Q: What is the property of exponents that I should use to simplify an exponential equation?

A: The property of exponents that you should use to simplify an exponential equation is $(a^m)^n = a^{mn}$. This property states that when you raise a power to a power, you multiply the exponents.

Q: How do I equate the exponents in an exponential equation?

A: To equate the exponents in an exponential equation, you can set the exponents equal to each other. For example, if the equation is $2^x = 2^{3y}$, you can equate the exponents by setting $x = 3y$.

Q: What are some common mistakes to avoid when solving exponential equations?

A: Some common mistakes to avoid when solving exponential equations include:

• Failing to simplify the equation by expressing both sides with the same base.
• Not using the property of exponents to simplify the equation.
• Not equating the exponents since the bases are the same.
• Not solving for the variable by simplifying the equation and isolating the variable.

Q: What are some real-world applications of exponential equations?

A: Exponential equations have numerous real-world applications, including:

• Modeling population growth and decline
• Calculating compound interest
• Analyzing the spread of diseases
• Predicting the behavior of complex systems

Q: How can I practice solving exponential equations?

A: You can practice solving exponential equations by working through examples and exercises. You can also try solving real-world problems that involve exponential equations.

Q: What are some tips for solving exponential equations?

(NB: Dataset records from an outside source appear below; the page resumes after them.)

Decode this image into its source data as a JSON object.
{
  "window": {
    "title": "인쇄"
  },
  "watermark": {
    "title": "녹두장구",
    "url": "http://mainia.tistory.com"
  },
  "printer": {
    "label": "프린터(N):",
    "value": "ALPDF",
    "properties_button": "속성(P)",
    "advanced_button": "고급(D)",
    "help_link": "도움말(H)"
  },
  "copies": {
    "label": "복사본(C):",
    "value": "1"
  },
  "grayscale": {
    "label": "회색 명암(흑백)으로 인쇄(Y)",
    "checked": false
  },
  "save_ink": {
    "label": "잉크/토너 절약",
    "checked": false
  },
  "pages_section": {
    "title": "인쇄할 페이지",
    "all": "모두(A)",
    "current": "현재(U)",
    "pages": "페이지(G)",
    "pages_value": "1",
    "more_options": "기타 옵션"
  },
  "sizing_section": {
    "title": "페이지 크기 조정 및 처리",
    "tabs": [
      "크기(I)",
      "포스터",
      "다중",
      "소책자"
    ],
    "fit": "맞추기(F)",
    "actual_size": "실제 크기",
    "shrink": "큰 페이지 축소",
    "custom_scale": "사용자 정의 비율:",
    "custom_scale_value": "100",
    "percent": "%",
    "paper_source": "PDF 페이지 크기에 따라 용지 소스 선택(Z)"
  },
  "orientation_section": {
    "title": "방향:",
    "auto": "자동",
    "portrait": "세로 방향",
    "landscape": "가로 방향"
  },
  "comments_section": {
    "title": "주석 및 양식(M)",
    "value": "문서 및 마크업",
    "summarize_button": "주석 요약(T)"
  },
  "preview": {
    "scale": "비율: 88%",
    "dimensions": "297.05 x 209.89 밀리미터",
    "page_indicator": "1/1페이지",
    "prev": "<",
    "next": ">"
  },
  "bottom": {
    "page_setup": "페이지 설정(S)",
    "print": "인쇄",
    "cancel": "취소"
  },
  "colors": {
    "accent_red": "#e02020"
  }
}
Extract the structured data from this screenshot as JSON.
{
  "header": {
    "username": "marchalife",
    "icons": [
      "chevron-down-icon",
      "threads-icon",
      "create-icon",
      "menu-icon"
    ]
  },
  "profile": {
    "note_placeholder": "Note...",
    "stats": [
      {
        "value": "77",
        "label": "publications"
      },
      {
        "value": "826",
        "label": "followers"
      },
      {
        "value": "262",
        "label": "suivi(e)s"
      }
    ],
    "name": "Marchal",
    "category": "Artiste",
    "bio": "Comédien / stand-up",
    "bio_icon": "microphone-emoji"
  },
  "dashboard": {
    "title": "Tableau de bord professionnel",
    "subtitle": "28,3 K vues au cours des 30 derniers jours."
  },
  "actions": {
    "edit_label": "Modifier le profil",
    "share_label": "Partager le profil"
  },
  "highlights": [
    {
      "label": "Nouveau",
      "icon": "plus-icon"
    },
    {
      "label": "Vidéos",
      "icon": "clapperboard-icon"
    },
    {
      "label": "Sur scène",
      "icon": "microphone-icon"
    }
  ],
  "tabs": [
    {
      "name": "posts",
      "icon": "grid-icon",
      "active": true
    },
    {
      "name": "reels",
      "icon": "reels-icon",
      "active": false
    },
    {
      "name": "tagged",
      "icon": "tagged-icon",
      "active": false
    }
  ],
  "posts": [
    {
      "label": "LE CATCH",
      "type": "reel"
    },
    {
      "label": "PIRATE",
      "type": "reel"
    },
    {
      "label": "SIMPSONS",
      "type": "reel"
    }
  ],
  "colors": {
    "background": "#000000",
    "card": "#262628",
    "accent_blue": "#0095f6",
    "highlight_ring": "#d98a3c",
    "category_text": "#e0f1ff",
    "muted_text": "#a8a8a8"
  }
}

A: Some tips for solving exponential equations include:

• Simplifying the equation by expressing both sides with the same base.
• Using the property of exponents to simplify the equation.
• Equating the exponents since the bases are the same.
• Solving for the variable by simplifying the equation and isolating the variable.

Conclusion

In this article, we have provided a Q&A guide to help you better understand the concepts and techniques involved in solving exponential equations. We have covered topics such as simplifying exponential equations, equating exponents, and avoiding common mistakes. We hope that this guide has been helpful in your studies and that you will be able to apply the concepts and techniques to real-world problems.

Additional Resources

• Khan Academy: Exponential Equations
• Mathway: Exponential Equations
• Wolfram Alpha: Exponential Equations

Final Thoughts

Solving exponential equations requires a deep understanding of the underlying principles. By following the steps outlined in this article and practicing with examples and exercises, you can become proficient in solving exponential equations and apply the concepts and techniques to real-world problems.